By recognizing patterns in your BBT chart, using ovulation tests, and tracking cervical mucus, you should be able to predict when you are going to ovulate in a reliable way.
If your egg was fertilized, the next phase is implantation, where the egg attaches to the wall of the uterus.
Some people see a dip in BBT during implantation, about 5-7 days after ovulation. This is a one-day dip that may or may not fall below temperatures in the follicular phase. You will see your temperatures jump right back up the next day.
The reason for this dip is unknown and is not an accurate predictor of pregnancy. Many women who were not pregnant also experienced a dip in BBT in their luteal phase.
One possible theory is the production of estrogen during your cycle. Estrogen lowers the body’s temperature and progesterone raises it. Right before ovulation estrogen is at its highest, and usually BBT is at its lowest temperature. After ovulation progesterone rises, raising the temperature. During the luteal phase, there is a second rise in estrogen which could account for the dip. Pregnancy also causes a rise in estrogen.

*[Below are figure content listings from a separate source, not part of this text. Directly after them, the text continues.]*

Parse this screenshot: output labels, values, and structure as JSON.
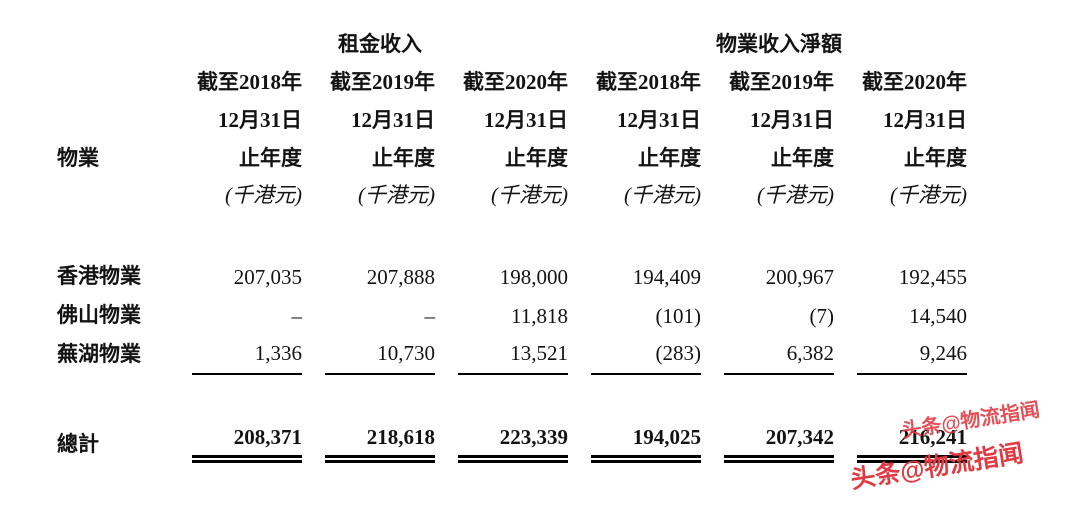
{
  "table": {
    "corner_label": "物業",
    "groups": [
      {
        "label": "租金收入"
      },
      {
        "label": "物業收入淨額"
      }
    ],
    "column_headers": {
      "line1": [
        "截至2018年",
        "截至2019年",
        "截至2020年",
        "截至2018年",
        "截至2019年",
        "截至2020年"
      ],
      "line2": [
        "12月31日",
        "12月31日",
        "12月31日",
        "12月31日",
        "12月31日",
        "12月31日"
      ],
      "line3": [
        "止年度",
        "止年度",
        "止年度",
        "止年度",
        "止年度",
        "止年度"
      ],
      "line4": [
        "(千港元)",
        "(千港元)",
        "(千港元)",
        "(千港元)",
        "(千港元)",
        "(千港元)"
      ]
    },
    "rows": [
      {
        "label": "香港物業",
        "values": [
          "207,035",
          "207,888",
          "198,000",
          "194,409",
          "200,967",
          "192,455"
        ]
      },
      {
        "label": "佛山物業",
        "values": [
          "–",
          "–",
          "11,818",
          "(101)",
          "(7)",
          "14,540"
        ]
      },
      {
        "label": "蕪湖物業",
        "values": [
          "1,336",
          "10,730",
          "13,521",
          "(283)",
          "6,382",
          "9,246"
        ]
      }
    ],
    "total_row": {
      "label": "總計",
      "values": [
        "208,371",
        "218,618",
        "223,339",
        "194,025",
        "207,342",
        "216,241"
      ]
    }
  },
  "watermark": {
    "line1": "头条@物流指闻",
    "line2": "头条@物流指闻",
    "color": "#e03a42"
  }
}
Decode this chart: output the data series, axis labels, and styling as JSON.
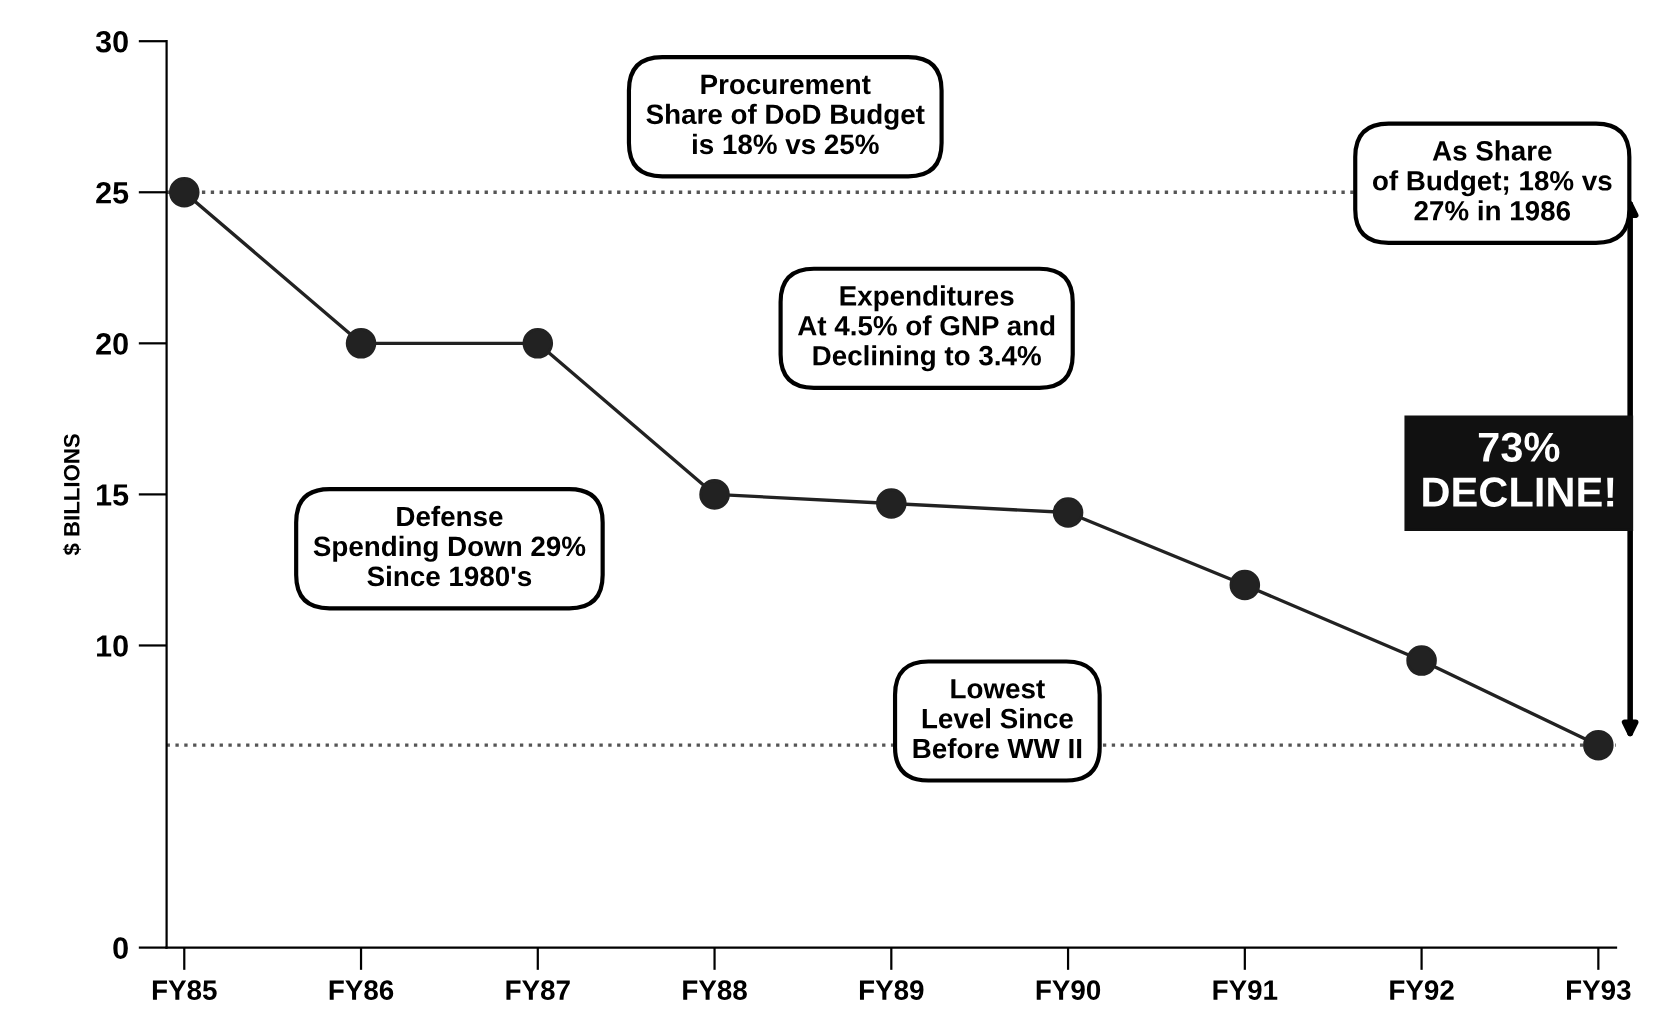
{
  "chart_data": {
    "type": "line",
    "ylabel": "$ BILLIONS",
    "categories": [
      "FY85",
      "FY86",
      "FY87",
      "FY88",
      "FY89",
      "FY90",
      "FY91",
      "FY92",
      "FY93"
    ],
    "series": [
      {
        "color": "#222222",
        "values": [
          25,
          20,
          20,
          15,
          14.7,
          14.4,
          12,
          9.5,
          6.7
        ]
      }
    ],
    "ylim": [
      0,
      30
    ],
    "yticks": [
      0,
      10,
      15,
      20,
      25,
      30
    ],
    "marker": "circle",
    "line_style": "solid",
    "grid": false,
    "legend": false,
    "ref_lines": [
      {
        "axis": "y",
        "value": 25,
        "line_style": "dotted",
        "color": "#555555"
      },
      {
        "axis": "y",
        "value": 6.7,
        "line_style": "dotted",
        "color": "#555555"
      }
    ],
    "annotations": [
      "Procurement\nShare of DoD Budget\nis 18% vs 25%",
      "As Share\nof Budget; 18% vs\n27% in 1986",
      "Expenditures\nAt 4.5% of GNP and\nDeclining to 3.4%",
      "Defense\nSpending Down 29%\nSince 1980's",
      "Lowest\nLevel Since\nBefore WW II",
      "73%\nDECLINE!"
    ]
  }
}
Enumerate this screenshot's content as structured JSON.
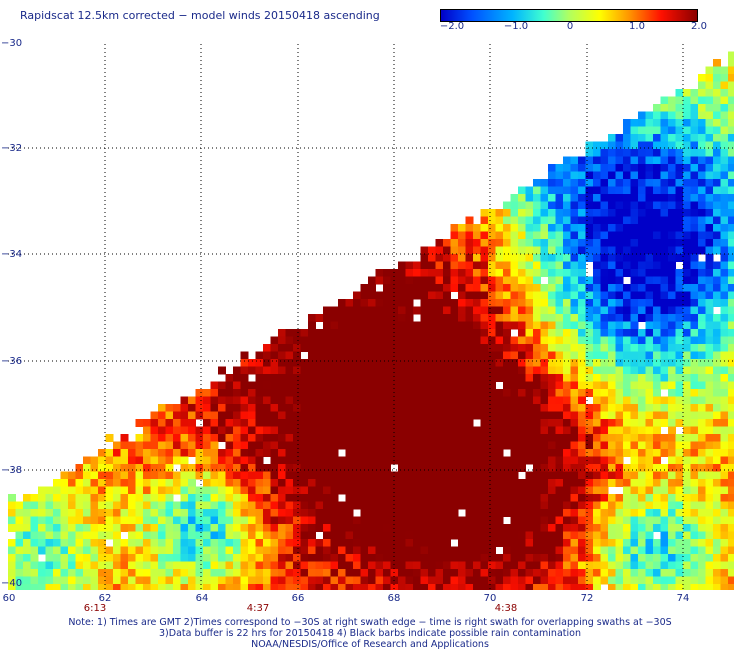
{
  "title": "Rapidscat 12.5km corrected − model winds 20150418 ascending",
  "colorbar": {
    "labels": [
      "−2.0",
      "−1.0",
      "0",
      "1.0",
      "2.0"
    ],
    "min": -2.0,
    "max": 2.0
  },
  "lat_labels": [
    "−30",
    "−32",
    "−34",
    "−36",
    "−38",
    "−40"
  ],
  "lon_labels": [
    "60",
    "62",
    "64",
    "66",
    "68",
    "70",
    "72",
    "74"
  ],
  "time_labels": [
    "6:13",
    "4:37",
    "4:38"
  ],
  "notes": {
    "line1": "Note: 1) Times are GMT 2)Times correspond to −30S at right swath edge − time is right swath for overlapping swaths at −30S",
    "line2": "3)Data buffer is 22 hrs for 20150418 4) Black barbs indicate possible rain contamination",
    "line3": "NOAA/NESDIS/Office of Research and Applications"
  },
  "colors": {
    "dark_red": "#8b0000",
    "label_blue": "#1a2a8a"
  },
  "map_extent": {
    "lon": [
      60,
      75
    ],
    "lat": [
      -40,
      -30
    ]
  }
}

Because both pregnant and non-pregnant women experience dips in BBT after ovulation, it isn’t a reliable way to tell whether you are pregnant. If you’re interested in what is going on in your body after ovulation with other signs that you might be pregnant, check out this article.
Using BBT for Pregnancy Planning
In conjunction with OPKs and cervical mucus, BBT charting can be a helpful tool in determining when your body ovulates during a regular cycle. Once you know your ovulation date, you can determine your fertile window: the 5 days before ovulation and ovulation day.
If you are TTC you want to use BBT to time sexual intercourse during the most fertile days. You can also use ovulation predictor kits to detect your LH (luteinizing hormone) surge that happens before ovulation.
You can continue tracking BBT after ovulation until you get your next period. Your body heat will go back down until your next cycle when the next egg is released.
It can be exciting to see a dip in temperature around days 5-7 after ovulation, but don’t get too excited, as it doesn’t always indicate a potential pregnancy. You can take a pregnancy test around 9 DPO (days past ovulation) and continue testing until you get your period or a positive test. If you need to test for pregnancy sooner, your healthcare provider can do a blood test.
In conclusion, basal body temperature (BBT) is a method used to track changes in body temperature throughout the menstrual cycle. BBT usually ranges between 96 and 98 degrees Fahrenheit before ovulation, and it rises by 0.5 to 1 degree after ovulation, known as the thermal shift. BBT rises approximately 24 hours after ovulation. However, BBT alone cannot predict or determine the exact timing of ovulation. It can only confirm ovulation after a sustained rise in temperature for at least three consecutive days. Therefore, relying solely on BBT as a fertility awareness method or a form of birth control may be unreliable. It is recommended to track BBT along with other methods such as monitoring cervical mucus and using ovulation predictor kits for more accurate prediction of fertile days. As with any family planning, make sure you are following the advice of a doctor.